Der Weg der Schutzmasken

von Redaktion

In ganz Bayern sind Schutzmasken gerade ein sehr begehrtes Produkt. Dafür, dass sie auch bei den Einrichtungen ankommen, sorgt das Technische Hilfswerk. Denn dort läuft das gesamte Schutzmaterial zusammen.
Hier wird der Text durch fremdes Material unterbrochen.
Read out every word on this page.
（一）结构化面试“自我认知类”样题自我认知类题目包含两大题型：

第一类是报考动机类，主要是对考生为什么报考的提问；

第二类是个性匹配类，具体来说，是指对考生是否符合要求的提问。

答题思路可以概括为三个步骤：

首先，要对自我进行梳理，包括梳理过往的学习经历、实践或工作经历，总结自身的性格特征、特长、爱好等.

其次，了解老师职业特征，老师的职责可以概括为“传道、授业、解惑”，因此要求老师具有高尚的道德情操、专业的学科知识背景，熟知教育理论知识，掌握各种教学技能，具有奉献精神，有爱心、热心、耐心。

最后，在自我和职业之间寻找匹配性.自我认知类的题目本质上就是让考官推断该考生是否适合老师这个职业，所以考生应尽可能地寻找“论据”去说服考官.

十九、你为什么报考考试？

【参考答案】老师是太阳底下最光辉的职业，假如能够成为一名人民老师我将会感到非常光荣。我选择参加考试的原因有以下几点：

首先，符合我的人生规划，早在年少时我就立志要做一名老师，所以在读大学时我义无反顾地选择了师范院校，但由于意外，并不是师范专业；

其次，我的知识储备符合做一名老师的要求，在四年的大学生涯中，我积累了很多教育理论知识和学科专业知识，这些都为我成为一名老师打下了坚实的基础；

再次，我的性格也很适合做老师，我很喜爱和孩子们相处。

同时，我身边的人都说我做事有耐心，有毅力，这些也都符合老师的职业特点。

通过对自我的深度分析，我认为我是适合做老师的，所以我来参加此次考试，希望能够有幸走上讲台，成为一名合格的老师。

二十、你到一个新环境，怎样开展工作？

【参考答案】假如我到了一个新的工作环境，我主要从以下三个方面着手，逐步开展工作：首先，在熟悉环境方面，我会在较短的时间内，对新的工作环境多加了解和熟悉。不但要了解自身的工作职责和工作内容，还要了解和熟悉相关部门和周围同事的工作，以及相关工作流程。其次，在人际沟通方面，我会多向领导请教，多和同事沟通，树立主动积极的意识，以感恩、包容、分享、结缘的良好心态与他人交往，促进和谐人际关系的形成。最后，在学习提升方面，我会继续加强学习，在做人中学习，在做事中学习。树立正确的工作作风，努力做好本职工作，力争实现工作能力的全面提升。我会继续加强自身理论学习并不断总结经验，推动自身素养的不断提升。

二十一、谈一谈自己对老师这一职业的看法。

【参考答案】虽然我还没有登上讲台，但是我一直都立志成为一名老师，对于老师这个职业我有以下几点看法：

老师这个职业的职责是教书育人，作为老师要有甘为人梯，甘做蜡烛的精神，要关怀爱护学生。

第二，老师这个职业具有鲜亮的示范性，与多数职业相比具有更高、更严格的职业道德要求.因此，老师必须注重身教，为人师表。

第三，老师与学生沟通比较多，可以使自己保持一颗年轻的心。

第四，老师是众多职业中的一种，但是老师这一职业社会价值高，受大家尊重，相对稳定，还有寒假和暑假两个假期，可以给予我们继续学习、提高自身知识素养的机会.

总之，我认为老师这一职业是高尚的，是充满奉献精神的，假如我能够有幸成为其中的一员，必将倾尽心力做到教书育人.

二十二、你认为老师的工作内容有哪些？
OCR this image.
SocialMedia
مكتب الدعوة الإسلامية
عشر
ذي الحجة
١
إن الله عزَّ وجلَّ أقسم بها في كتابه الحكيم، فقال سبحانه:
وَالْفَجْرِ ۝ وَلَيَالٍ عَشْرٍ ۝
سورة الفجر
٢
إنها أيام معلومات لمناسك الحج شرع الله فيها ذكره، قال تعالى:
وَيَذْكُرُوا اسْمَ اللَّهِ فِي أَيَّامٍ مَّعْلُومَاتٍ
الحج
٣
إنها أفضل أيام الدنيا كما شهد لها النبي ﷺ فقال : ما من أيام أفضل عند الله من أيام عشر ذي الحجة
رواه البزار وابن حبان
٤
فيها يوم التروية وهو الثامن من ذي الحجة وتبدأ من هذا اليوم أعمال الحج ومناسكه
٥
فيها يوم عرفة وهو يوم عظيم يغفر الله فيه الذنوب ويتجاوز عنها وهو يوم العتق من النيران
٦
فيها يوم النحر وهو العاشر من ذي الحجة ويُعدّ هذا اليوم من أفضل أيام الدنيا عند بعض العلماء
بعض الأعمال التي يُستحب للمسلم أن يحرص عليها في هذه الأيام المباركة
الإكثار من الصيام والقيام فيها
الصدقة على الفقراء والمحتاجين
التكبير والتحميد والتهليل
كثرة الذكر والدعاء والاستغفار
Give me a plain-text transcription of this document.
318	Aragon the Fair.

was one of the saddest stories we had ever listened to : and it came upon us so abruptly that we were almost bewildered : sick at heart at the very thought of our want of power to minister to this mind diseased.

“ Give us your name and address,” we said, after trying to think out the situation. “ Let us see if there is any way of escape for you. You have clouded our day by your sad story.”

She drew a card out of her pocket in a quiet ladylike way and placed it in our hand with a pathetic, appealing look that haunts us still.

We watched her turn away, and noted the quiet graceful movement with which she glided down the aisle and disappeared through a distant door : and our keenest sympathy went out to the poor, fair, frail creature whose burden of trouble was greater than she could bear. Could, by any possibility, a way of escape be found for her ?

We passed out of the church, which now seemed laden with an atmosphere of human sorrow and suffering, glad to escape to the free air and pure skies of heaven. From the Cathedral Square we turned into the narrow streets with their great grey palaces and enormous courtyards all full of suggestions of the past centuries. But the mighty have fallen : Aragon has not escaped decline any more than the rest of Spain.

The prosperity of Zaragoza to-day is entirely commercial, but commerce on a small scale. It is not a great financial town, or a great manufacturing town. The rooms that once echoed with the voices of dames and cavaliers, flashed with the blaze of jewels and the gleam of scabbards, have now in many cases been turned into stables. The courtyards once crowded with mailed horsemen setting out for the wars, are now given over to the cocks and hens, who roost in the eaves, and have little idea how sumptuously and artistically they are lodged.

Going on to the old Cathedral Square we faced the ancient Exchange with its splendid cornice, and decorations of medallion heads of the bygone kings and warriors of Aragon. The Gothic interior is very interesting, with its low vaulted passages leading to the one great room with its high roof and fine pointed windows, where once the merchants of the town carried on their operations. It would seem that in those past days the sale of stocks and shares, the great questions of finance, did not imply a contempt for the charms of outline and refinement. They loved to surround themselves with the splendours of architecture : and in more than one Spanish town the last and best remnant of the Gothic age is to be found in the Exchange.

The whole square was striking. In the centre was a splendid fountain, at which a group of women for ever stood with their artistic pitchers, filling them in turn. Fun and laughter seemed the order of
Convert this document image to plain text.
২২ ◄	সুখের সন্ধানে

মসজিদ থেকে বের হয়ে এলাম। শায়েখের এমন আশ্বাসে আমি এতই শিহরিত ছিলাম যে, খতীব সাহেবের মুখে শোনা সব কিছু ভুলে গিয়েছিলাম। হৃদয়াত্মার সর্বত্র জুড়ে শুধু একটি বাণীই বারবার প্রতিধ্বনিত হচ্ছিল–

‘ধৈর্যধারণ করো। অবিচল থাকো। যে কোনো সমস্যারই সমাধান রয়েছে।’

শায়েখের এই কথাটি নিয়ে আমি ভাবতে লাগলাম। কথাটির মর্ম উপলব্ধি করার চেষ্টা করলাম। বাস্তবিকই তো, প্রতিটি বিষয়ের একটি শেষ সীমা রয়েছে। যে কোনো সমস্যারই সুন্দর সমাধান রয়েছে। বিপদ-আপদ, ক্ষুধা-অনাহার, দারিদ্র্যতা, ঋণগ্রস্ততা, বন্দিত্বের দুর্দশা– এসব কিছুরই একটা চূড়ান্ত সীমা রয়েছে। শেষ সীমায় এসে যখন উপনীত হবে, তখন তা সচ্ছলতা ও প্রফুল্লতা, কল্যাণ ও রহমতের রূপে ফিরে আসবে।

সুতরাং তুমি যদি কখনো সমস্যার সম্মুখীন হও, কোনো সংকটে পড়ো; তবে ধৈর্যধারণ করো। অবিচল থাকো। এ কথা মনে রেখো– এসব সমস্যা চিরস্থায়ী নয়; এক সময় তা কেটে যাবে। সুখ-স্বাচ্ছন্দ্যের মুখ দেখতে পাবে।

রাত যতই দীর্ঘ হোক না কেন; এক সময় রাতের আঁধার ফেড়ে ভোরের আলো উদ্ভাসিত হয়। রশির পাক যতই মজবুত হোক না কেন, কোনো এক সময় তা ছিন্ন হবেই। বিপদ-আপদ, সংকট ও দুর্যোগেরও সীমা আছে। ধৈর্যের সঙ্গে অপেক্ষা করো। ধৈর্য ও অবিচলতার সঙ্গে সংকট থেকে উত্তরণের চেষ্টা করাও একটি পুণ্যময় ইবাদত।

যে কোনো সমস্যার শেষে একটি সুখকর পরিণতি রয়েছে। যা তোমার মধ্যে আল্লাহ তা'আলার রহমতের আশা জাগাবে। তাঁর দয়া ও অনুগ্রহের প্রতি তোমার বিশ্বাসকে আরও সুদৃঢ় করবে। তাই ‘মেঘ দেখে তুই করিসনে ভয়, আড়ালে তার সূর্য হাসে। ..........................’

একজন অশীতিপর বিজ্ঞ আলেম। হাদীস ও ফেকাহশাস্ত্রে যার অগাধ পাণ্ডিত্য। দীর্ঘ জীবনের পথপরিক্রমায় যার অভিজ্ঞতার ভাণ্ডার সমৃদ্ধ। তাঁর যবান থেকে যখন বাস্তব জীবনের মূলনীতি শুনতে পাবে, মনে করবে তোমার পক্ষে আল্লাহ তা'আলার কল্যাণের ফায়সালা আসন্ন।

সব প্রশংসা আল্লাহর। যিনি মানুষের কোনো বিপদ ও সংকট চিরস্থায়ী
VON CLAUDIA SCHURI UND MARCO HADEM

München – Der Ort, an dem die Waren gelagert werden, ist geheim – denn sie sind in Zeiten der Corona-Krise extrem wertvoll. Wenn in Bayern in diesen Tagen Mundschutzmasken und Schutzkleidung geliefert werden, dann geht das Material zunächst an das Technische Hilfswerk – egal, ob Gesundheitsministerium, Wirtschaftsministerium, der Bund oder das Landesamt für Gesundheit und Lebensmittelsicherheit es gekauft haben. „Zur Sicherheit der beteiligten Einsatzkräfte und der Schutzgüter übernimmt die Polizei die Überwachung“, sagt Alessandra Donatello, Sprecherin des THW-Landesverbands. „Eine Koordinierungsstelle ist für die Kommissionierung und die Spedition der Ware zuständig.“

Die Kommissionierung erledigen ehrenamtliche Helfer im Logistikzentrum. Dort gibt es eine eigene Führungsstelle, die stets mit einem Stab in der Dienststelle des Landesverbands in Verbindung steht. „Wir arbeiten von Montag bis Sonntag“, berichtet Donatello. Helfer aus allen 111 bayerischen Ortsverbänden packen an, um das Material abzuholen und es den Kreisverwaltungsbehörden zu überreichen. „Das THW gibt die Schutzgüter nicht bis zum Endverbraucher weiter“, sagt sie.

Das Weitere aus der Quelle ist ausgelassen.